01 février 2010
Naissance d’un nouveau parti
Ni droite, ni gauche : Identitaires
Les 17 et 18 octobre derniers, se tenait à Orange (Vaucluse) la 3e convention nationale du Bloc Identitaire. Un franc succès. Le Choc du mois était du déplacement.
Orange. Le mistral se déchaîne et siffle à travers les rues presque désertes. Un volet mal attaché claque au rythme des bourrasques. Ambiance western. On s’attendrait presque à voir rouler des broussailles au travers de la chaussée et à entendre quelques notes d’Ennio Morricone.
Des hordes de crânes rasés ivres de haine et de bière vont-elles déferler sur la petite ville du Vaucluse comme l’ont annoncé les associations « citoyennes », qui, au nom de la démocratie, ont demandé à la préfecture l’interdiction de la Convention Identitaire ? Non. C’est en sweat-shirt à capuche ou un béret vissé sur la tête, une chanson provençale aux lèvres, que se présente la « bête immonde » tant redoutée.
En ces temps de délitement du militantisme, réunir, sans relais médiatiques grand public, plus de 600 personnes, majoritairement de jeunes adultes, pour deux journées de débats, de tables rondes et de conférences, est déjà en soi une réussite.

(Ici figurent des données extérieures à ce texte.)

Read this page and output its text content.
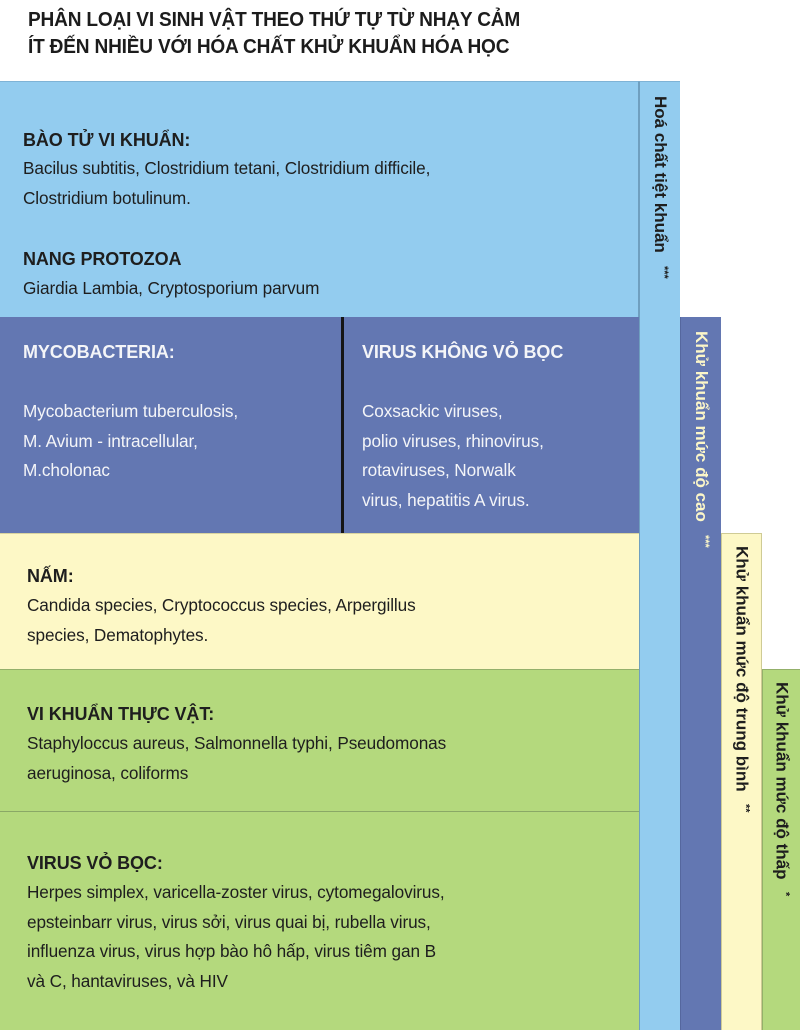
PHÂN LOẠI VI SINH VẬT THEO THỨ TỰ TỪ NHẠY CẢM
ÍT ĐẾN NHIỀU VỚI HÓA CHẤT KHỬ KHUẨN HÓA HỌC
BÀO TỬ VI KHUẨN:
Bacilus subtitis, Clostridium tetani, Clostridium difficile,
Clostridium botulinum.
NANG PROTOZOA
Giardia Lambia, Cryptosporium parvum
MYCOBACTERIA:
Mycobacterium tuberculosis,
M. Avium - intracellular,
M.cholonac
VIRUS KHÔNG VỎ BỌC
Coxsackic viruses,
polio viruses, rhinovirus,
rotaviruses, Norwalk
virus, hepatitis A virus.
NẤM:
Candida species, Cryptococcus species, Arpergillus
species, Dematophytes.
VI KHUẨN THỰC VẬT:
Staphyloccus aureus, Salmonnella typhi, Pseudomonas
aeruginosa, coliforms
VIRUS VỎ BỌC:
Herpes simplex, varicella-zoster virus, cytomegalovirus,
epsteinbarr virus, virus sởi, virus quai bị, rubella virus,
influenza virus, virus hợp bào hô hấp, virus tiêm gan B
và C, hantaviruses, và HIV
Hoá chất tiệt khuẩn ***
Khử khuẩn mức độ cao ***
Khử khuẩn mức độ trung bình ** Khử khuẩn mức độ thấp *
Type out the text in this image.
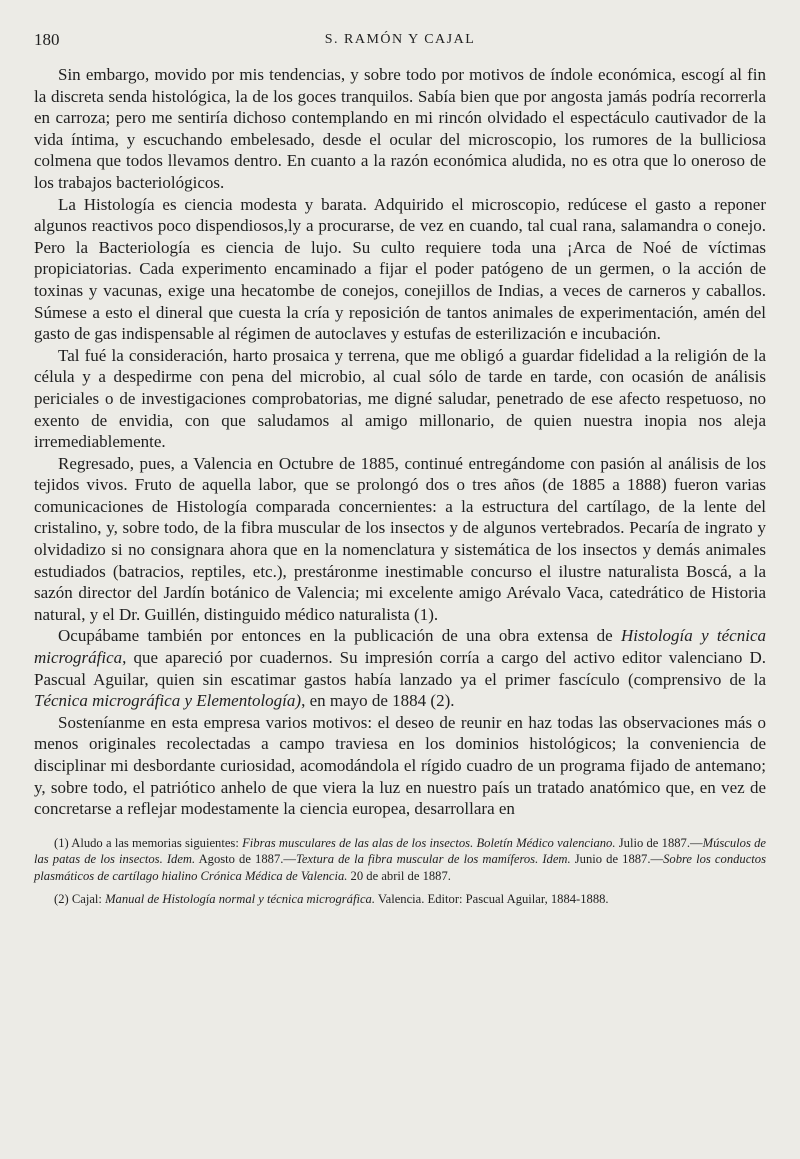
180	S. RAMÓN Y CAJAL

Sin embargo, movido por mis tendencias, y sobre todo por motivos de índole económica, escogí al fin la discreta senda histológica, la de los goces tranquilos. Sabía bien que por angosta jamás podría recorrerla en carroza; pero me sentiría dichoso contemplando en mi rincón olvidado el espectáculo cautivador de la vida íntima, y escuchando embelesado, desde el ocular del microscopio, los rumores de la bulliciosa colmena que todos llevamos dentro. En cuanto a la razón económica aludida, no es otra que lo oneroso de los trabajos bacteriológicos.

La Histología es ciencia modesta y barata. Adquirido el microscopio, redúcese el gasto a reponer algunos reactivos poco dispendiosos,ly a procurarse, de vez en cuando, tal cual rana, salamandra o conejo. Pero la Bacteriología es ciencia de lujo. Su culto requiere toda una ¡Arca de Noé de víctimas propiciatorias. Cada experimento encaminado a fijar el poder patógeno de un germen, o la acción de toxinas y vacunas, exige una hecatombe de conejos, conejillos de Indias, a veces de carneros y caballos. Súmese a esto el dineral que cuesta la cría y reposición de tantos animales de experimentación, amén del gasto de gas indispensable al régimen de autoclaves y estufas de esterilización e incubación.

Tal fué la consideración, harto prosaica y terrena, que me obligó a guardar fidelidad a la religión de la célula y a despedirme con pena del microbio, al cual sólo de tarde en tarde, con ocasión de análisis periciales o de investigaciones comprobatorias, me digné saludar, penetrado de ese afecto respetuoso, no exento de envidia, con que saludamos al amigo millonario, de quien nuestra inopia nos aleja irremediablemente.

Regresado, pues, a Valencia en Octubre de 1885, continué entregándome con pasión al análisis de los tejidos vivos. Fruto de aquella labor, que se prolongó dos o tres años (de 1885 a 1888) fueron varias comunicaciones de Histología comparada concernientes: a la estructura del cartílago, de la lente del cristalino, y, sobre todo, de la fibra muscular de los insectos y de algunos vertebrados. Pecaría de ingrato y olvidadizo si no consignara ahora que en la nomenclatura y sistemática de los insectos y demás animales estudiados (batracios, reptiles, etc.), prestáronme inestimable concurso el ilustre naturalista Boscá, a la sazón director del Jardín botánico de Valencia; mi excelente amigo Arévalo Vaca, catedrático de Historia natural, y el Dr. Guillén, distinguido médico naturalista (1).

Ocupábame también por entonces en la publicación de una obra extensa de Histología y técnica micrográfica, que apareció por cuadernos. Su impresión corría a cargo del activo editor valenciano D. Pascual Aguilar, quien sin escatimar gastos había lanzado ya el primer fascículo (comprensivo de la Técnica micrográfica y Elementología), en mayo de 1884 (2).

Sosteníanme en esta empresa varios motivos: el deseo de reunir en haz todas las observaciones más o menos originales recolectadas a campo traviesa en los dominios histológicos; la conveniencia de disciplinar mi desbordante curiosidad, acomodándola el rígido cuadro de un programa fijado de antemano; y, sobre todo, el patriótico anhelo de que viera la luz en nuestro país un tratado anatómico que, en vez de concretarse a reflejar modestamente la ciencia europea, desarrollara en

(1) Aludo a las memorias siguientes: Fibras musculares de las alas de los insectos. Boletín Médico valenciano. Julio de 1887.—Músculos de las patas de los insectos. Idem. Agosto de 1887.—Textura de la fibra muscular de los mamíferos. Idem. Junio de 1887.—Sobre los conductos plasmáticos de cartílago hialino Crónica Médica de Valencia. 20 de abril de 1887.

(2) Cajal: Manual de Histología normal y técnica micrográfica. Valencia. Editor: Pascual Aguilar, 1884-1888.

C’est ce qu’a accompli le Bloc Identitaire pour sa 3e convention destinée à transformer un mouvement jusqu’alors spécialisé dans l’agit-prop et l’action associative en véritable parti politique qui sera présent aux prochaines élections régionales, notamment en Alsace, PACA et Languedoc-Roussillon.
Revendiquant un populisme anti-libéral, localiste, écologiste et enraciné, le Bloc veut s’inspirer de l’exemple de la Ligue du Nord qui, en Italie, est parvenue en quelques années à devenir un parti de gouvernement sans renier ses convictions farouchement régionalistes et anti-migratoires.
On peut toutefois se demander si les cadres du Bloc, au premier rang desquels on trouve son dynamique président Fabrice Robert, ont pleinement conscience des particularités historiques et socio-économiques, difficilement transposables en France, qui expliquent une grande partie du succès transalpin de la « Lega ». Tout comme on peut également s’interroger sur la compatibilité des positions résolument sociales du Bloc avec celles, nettement plus « libérales », du Vlaams Belang flamand ou de l’UDC suisse, deux autres des partenaires européens de ce week-end.
Mais au-delà de ces questionnements bien naturels s’agissant d’un mouvement récent qui construit progressivement sa doctrine, c’est à la naissance d’une véritable « nouvelle offre » politique que nous avons assisté dans le fief de Jacques Bompard. Offre « identitaire, sociale et écologique » qui ne cherche pas à « concurrencer » le Front national, mais souhaite occuper, notamment par le biais de son post-nationalisme, de son refus de l’occidentalisme et de son positionnement localiste, un espace nouveau, né de la désaffection grandissante pour les partis traditionnels.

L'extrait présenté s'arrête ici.